Mr. Correa: (01:52:45)
Finally, again, best practices, lesson learned. We have to be consistent. We have to have a system where we continue to invest in an annual basis on the system, research and development, coming up with vaccines and protocols so the next time, this will happen again, that we don’t have to scramble and figure out where we get the test kits, the masks, so on and so forth.
Dr. Gerberdine: (01:53:08)
I would say two things. One is BARDA is good value for Americans. The work that BARDA has done to push the envelope on countermeasure development is something that I hope the committee is aware of and knows about because that is clearly a national asset. The second piece is an ask that’s included in the CSIS report and that is that our government needs to contribute to something called CEPI, which is a Coalition for Epidemic Preparedness Innovation. That’s a global effort. It includes companies, countries, nonprofits, Gates, Wellcome Trust, et cetera who are saying we some of the bad things like SARS and MERS that may come back. Let’s get those vaccines across the finish line or at least into the freezer so that if the problem comes back, we’ve got something we can pull out and test very quickly. That’s an investment [crosstalk 00:24:01].
Mr. Correa: (01:53:59)
So here in this committee, you’re saying that we’ve had those challenges. We haven’t come up with the vaccines and yet we know they will be back.

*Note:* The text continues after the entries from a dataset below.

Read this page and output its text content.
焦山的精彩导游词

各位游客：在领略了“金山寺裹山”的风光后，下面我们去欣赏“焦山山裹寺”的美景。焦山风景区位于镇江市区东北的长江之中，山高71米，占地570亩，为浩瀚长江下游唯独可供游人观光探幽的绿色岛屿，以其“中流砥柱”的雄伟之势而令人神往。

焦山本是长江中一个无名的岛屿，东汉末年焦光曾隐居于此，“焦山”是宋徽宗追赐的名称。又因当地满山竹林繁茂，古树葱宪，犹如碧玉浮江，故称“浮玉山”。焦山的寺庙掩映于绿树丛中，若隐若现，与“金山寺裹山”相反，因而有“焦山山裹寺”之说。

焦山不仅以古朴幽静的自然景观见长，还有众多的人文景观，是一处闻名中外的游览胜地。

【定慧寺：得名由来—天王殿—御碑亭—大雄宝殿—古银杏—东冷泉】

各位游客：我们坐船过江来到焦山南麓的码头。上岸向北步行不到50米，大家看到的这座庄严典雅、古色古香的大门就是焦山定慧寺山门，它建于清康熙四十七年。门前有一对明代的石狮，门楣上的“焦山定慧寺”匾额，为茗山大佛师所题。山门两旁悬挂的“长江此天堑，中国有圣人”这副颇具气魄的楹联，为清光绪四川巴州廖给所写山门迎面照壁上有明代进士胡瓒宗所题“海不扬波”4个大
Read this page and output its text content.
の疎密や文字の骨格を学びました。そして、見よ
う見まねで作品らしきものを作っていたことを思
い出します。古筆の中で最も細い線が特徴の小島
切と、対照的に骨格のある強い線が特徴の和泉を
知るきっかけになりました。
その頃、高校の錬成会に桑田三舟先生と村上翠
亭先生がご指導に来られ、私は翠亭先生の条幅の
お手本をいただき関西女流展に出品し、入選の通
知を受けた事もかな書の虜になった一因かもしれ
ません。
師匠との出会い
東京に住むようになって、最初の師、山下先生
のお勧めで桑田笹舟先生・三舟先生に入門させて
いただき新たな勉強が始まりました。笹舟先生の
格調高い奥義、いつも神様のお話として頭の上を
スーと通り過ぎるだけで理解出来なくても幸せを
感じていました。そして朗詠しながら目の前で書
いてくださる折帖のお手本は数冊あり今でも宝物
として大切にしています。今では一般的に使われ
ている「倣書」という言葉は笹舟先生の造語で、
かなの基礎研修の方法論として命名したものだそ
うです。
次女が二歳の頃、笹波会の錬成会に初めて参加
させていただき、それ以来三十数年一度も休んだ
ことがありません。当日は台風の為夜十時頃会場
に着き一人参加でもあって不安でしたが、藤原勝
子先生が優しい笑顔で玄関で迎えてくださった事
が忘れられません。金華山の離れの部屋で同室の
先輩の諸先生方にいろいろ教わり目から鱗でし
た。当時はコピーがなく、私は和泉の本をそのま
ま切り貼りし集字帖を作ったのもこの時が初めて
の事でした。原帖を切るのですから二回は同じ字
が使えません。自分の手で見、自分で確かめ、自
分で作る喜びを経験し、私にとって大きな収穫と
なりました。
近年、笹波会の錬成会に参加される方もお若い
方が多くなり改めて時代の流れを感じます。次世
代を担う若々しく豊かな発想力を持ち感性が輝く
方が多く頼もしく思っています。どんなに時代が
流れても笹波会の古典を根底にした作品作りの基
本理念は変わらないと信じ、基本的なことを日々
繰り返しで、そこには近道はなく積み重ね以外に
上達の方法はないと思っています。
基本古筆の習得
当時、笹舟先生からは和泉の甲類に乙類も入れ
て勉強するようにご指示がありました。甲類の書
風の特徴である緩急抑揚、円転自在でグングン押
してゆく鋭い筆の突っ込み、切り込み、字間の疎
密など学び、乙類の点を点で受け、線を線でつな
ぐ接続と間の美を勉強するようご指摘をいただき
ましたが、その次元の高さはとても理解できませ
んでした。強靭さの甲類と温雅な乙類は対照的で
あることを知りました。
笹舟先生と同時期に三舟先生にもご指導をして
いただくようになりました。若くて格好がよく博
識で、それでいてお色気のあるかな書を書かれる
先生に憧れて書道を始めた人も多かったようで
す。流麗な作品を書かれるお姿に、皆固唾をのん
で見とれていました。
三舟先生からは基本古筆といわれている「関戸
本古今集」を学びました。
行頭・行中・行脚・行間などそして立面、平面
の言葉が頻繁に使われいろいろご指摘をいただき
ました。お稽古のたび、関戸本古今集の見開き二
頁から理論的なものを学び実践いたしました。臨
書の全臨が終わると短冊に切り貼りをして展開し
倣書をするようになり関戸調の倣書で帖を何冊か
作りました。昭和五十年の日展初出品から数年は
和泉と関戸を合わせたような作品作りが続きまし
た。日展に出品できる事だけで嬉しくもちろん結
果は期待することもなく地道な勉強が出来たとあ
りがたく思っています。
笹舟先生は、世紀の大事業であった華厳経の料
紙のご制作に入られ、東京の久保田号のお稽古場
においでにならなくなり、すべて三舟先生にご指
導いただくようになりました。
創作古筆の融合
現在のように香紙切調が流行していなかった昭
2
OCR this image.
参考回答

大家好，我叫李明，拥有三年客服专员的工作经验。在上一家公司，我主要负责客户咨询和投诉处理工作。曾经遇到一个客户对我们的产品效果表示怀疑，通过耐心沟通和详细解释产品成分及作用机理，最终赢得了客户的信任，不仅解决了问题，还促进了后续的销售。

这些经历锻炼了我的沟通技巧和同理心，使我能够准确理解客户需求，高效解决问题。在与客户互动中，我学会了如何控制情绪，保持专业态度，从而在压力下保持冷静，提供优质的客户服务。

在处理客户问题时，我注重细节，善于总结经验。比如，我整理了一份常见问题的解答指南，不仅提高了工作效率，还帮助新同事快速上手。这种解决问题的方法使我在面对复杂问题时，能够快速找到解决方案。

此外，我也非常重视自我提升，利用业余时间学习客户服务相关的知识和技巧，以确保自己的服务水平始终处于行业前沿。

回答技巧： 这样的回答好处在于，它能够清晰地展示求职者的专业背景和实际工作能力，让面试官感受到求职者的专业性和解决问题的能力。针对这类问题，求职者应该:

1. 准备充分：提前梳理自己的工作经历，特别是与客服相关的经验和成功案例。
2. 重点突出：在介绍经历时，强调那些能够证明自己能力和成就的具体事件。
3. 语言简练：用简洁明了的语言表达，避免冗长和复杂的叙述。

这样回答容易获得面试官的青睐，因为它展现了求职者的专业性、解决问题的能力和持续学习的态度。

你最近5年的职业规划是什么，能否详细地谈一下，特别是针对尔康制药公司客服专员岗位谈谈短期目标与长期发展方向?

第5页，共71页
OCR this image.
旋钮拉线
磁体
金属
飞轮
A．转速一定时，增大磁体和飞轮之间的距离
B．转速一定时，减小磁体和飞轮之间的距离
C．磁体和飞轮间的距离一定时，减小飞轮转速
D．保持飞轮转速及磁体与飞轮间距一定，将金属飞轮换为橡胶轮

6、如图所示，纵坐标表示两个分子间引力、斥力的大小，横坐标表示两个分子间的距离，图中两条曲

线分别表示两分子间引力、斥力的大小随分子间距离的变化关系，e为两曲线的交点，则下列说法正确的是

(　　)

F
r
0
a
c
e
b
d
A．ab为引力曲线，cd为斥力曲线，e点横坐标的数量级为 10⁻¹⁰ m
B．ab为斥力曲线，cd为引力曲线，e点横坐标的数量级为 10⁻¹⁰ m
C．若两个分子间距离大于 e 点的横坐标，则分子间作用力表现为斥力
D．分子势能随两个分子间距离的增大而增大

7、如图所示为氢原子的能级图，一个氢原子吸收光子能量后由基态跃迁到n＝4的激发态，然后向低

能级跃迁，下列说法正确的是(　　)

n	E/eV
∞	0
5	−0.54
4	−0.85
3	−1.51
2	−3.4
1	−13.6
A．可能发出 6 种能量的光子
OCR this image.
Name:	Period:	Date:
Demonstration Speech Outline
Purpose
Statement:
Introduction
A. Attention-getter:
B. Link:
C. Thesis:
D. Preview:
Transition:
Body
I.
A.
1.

Dr. Gerberdine: (01:54:07)
I think we need to expect they will be back. I hope they don’t come back, but they may. Shame on us if we have another situation where we got started on something and we didn’t bring it across the finish line.
Mr. Correa: (01:54:19)
Thank you. Chair.
Chairman Thompson: (01:54:22)
Thank you. Let me thank the witnesses again. There’s no question about what you brought to the committee today. That information will be vital toward ultimate solutions. Some of it obviously is investment over the long haul with respect to detection and others, but I do want to just for the record highlight the fact that we should be providing the public the best information we have. It’s not a political issue. It’s a health issue. We want to look at it in that respect. Words do matter when politicians get in it. So I caution everyone to govern themselves accordingly as we work through this. But in the interim, I want to again thank you for an absolute excellent sharing of information for the committee. I’d like to also say that the members of the committee may have additional questions for the witnesses and we ask you to respond expeditiously in writing to those questions. Without objections, the committee shall be kept open. Record will be kept open for 10 days. Hearing no further business, the committee stands adjourned. [crosstalk 00:26:06].